Megan stared at Sean, feeling a chill. The kid was batshit crazy, nothing like her nephews.

"Oh... I'm not actually going to commit quantum suicide," Sean blurted, seeing her reaction, "I am not that morally bankrupt, to leave my mom and dad devastated in a trillion universes just so I could profit in one. Stupid reason to die to anyway. If the Many Worlds is wrong, I'll be completely dead. If it's right, I can take comfort that I'll win in atleast one universe. Besides quantum suicide wouldn't work for me anyway."

"Huh? Were you just bullshitting me then?" it was Megan's turn to scowl.

"No," Sean smiled wanly, "My bestie Mei Ling would kill me if she found out I offed myself in all those other universes. But... it might make a nice emergency device in a pinch, say if you need to defuse a GORGON fusion bomb by inputting the right code... same principle."
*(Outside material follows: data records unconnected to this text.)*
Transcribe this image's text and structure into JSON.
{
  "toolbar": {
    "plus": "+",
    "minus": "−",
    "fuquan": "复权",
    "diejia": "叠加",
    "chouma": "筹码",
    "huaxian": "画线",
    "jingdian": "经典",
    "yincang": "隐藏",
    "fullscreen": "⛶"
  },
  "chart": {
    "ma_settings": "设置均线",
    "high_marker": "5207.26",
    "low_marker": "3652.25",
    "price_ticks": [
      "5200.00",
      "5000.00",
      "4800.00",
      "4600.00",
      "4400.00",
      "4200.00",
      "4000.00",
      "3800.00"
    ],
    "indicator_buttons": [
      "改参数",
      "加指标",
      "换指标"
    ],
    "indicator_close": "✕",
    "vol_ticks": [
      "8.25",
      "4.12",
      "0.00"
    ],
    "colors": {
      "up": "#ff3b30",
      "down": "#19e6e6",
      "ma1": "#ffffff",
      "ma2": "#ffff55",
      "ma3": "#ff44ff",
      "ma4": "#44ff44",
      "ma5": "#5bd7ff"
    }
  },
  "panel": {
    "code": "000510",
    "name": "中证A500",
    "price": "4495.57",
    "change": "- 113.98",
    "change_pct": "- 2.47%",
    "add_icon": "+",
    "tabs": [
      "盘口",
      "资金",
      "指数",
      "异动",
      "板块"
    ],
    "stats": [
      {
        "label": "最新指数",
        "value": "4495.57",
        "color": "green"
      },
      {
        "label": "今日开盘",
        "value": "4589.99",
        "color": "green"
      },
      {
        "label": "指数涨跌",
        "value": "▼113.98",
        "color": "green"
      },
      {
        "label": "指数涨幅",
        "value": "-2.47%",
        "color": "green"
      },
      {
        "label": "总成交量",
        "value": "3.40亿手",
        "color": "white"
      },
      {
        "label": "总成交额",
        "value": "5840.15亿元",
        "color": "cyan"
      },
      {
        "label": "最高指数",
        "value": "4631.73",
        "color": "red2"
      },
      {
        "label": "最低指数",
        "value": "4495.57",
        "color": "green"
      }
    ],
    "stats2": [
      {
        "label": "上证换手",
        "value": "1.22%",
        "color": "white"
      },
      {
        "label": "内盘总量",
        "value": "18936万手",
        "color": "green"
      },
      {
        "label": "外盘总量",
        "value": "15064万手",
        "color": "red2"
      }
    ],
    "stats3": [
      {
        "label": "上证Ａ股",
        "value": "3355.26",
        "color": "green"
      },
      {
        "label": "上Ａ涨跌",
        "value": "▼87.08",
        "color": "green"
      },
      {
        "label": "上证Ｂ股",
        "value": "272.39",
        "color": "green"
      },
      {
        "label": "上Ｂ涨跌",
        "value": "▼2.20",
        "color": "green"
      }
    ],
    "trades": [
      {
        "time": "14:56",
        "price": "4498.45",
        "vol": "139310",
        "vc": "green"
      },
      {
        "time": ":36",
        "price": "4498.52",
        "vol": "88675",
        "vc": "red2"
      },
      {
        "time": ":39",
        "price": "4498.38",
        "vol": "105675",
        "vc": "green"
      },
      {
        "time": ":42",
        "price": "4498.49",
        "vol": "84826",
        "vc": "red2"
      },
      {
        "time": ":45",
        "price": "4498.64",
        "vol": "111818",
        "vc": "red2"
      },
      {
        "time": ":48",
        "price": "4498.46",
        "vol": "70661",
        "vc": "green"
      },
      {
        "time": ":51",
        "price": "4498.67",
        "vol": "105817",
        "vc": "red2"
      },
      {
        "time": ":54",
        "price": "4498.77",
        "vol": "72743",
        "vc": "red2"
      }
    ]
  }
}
"I... see," Megan sounded strained, "Speaking of which, let's talk about what happened last night..."

#

Megan stopped the video. The faces around the table, in the Pentagon war room, looked flabbergasted. Even Jonathan.

"Agent Murphy, are you crazy?" Stapleton demanded, "you seriously expect us to believe there are trillions of copies of our universe and we are in one that did not order an attack based on a quantum dice?"

"God does not play dice with the universe, Agent Murphy," Briggs interjected, "That's a quote from Einstein, by the way."

Megan resisted the urge to roll her eyes.

"Observer selection effect is a thing, sir," the NRO analyst spoke up unexpectedly, "It would explain Dr. West's failure with the quantum dice, if GORGON simply destroys the world everytime we manage to defeat them mortally. It has been theorized that extremely energetic particle collisions can collapse the false vacuum in our region of space and destroy the Earth near instantly."

"Or Sybilline opens up a wormhole to a strong superintelliegence," Jonathan mused, "this one big enough to permit said entity to physically pass through. That would kill us all instantly."

The silence at the table lasted several moments.

"If quantum tech is ruled out," Folgers finally spoke, "it appears we have little choice but to trust Griffin's plan with Patient Zero."

It sounded like a concession, but Colonel Griffin didn't look too happy.